Translational Biobehavioral and Health Disparities Branch, National Institutes of Health Clinical Center, Bethesda, MD, 20814, USA.
Biosystems and Biomaterials Division, National Institute of Standards and Technology, Gaithersburg, MD, 20899, USA.
Sci Data. 2024 Jan 17;11(1):81. doi: 10.1038/s41597-023-02877-7.
Shotgun metagenomic sequencing comprehensively samples the DNA of a microbial sample. Choosing the best bioinformatics processing package can be daunting due to the wide variety of tools available. Here, we assessed publicly available shotgun metagenomics processing packages/pipelines including bioBakery, Just a Microbiology System (JAMS), Whole metaGenome Sequence Assembly V2 (WGSA2), and Woltka using 19 publicly available mock community samples and a set of five constructed pathogenic gut microbiome samples. Also included is a workflow for labelling bacterial scientific names with NCBI taxonomy identifiers for better resolution in assessing results. The Aitchison distance, a sensitivity metric, and total False Positive Relative Abundance were used for accuracy assessments for all pipelines and mock samples. Overall, bioBakery4 performed the best with most of the accuracy metrics, while JAMS and WGSA2, had the highest sensitivities. Furthermore, bioBakery is commonly used and only requires a basic knowledge of command line usage. This work provides an unbiased assessment of shotgun metagenomics packages and presents results assessing the performance of the packages using mock community sequence data.
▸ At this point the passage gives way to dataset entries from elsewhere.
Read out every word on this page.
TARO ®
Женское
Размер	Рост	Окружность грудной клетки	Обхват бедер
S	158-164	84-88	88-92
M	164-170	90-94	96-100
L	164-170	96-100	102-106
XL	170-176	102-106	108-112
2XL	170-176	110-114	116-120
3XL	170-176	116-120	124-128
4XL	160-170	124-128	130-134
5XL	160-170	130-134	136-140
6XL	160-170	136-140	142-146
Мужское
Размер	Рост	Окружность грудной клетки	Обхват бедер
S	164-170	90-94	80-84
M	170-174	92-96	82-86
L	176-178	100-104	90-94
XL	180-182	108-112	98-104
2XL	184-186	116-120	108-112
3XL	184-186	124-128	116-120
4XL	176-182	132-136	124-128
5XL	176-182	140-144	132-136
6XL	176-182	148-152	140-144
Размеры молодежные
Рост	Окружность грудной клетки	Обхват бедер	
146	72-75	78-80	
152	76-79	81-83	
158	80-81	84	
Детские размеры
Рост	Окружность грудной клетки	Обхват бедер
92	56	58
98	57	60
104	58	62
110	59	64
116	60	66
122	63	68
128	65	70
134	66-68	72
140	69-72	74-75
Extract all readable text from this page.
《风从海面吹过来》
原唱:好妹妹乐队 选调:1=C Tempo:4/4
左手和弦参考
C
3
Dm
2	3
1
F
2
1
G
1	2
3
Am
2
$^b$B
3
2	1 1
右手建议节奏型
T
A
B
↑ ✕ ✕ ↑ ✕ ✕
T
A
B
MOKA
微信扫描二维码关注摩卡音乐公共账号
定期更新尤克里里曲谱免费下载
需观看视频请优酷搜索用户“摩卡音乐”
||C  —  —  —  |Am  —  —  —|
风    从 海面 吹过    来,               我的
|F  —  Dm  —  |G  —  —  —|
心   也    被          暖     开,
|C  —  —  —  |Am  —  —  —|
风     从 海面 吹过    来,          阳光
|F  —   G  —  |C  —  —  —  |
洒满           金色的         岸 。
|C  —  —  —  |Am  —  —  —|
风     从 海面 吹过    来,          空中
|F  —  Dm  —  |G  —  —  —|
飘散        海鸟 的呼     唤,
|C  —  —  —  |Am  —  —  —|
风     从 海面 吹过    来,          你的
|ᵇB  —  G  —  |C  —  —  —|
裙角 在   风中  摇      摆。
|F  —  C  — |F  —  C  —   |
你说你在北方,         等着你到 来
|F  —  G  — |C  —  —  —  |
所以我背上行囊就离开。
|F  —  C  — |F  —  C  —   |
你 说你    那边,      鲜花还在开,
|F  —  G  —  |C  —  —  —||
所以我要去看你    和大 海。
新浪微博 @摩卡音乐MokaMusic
shotgun 宏基因组测序全面地对微生物样本的 DNA 进行采样。由于有各种各样的工具可供选择,因此选择最佳的生物信息学处理包可能会让人望而却步。在这里,我们使用 19 个公开的模拟群落样本和一组五个构建的致病性肠道微生物组样本,评估了包括 bioBakery、Just a Microbiology System (JAMS)、Whole metaGenome Sequence Assembly V2 (WGSA2) 和 Woltka 在内的公开可用的 shotgun 宏基因组学处理包/管道。还包括一个工作流程,用于用 NCBI 分类标识符标记细菌的科学名称,以便在评估结果时更好地解决分辨率问题。Aitchison 距离,一种灵敏度指标,以及总假阳性相对丰度,用于所有管道和模拟样本的准确性评估。总体而言,bioBakery4 在大多数准确性指标上表现最好,而 JAMS 和 WGSA2 的灵敏度最高。此外,bioBakery 通常被使用,并且只需要对命令行使用有基本的了解。这项工作对 shotgun 宏基因组学包进行了无偏见的评估,并使用模拟群落序列数据评估了包的性能。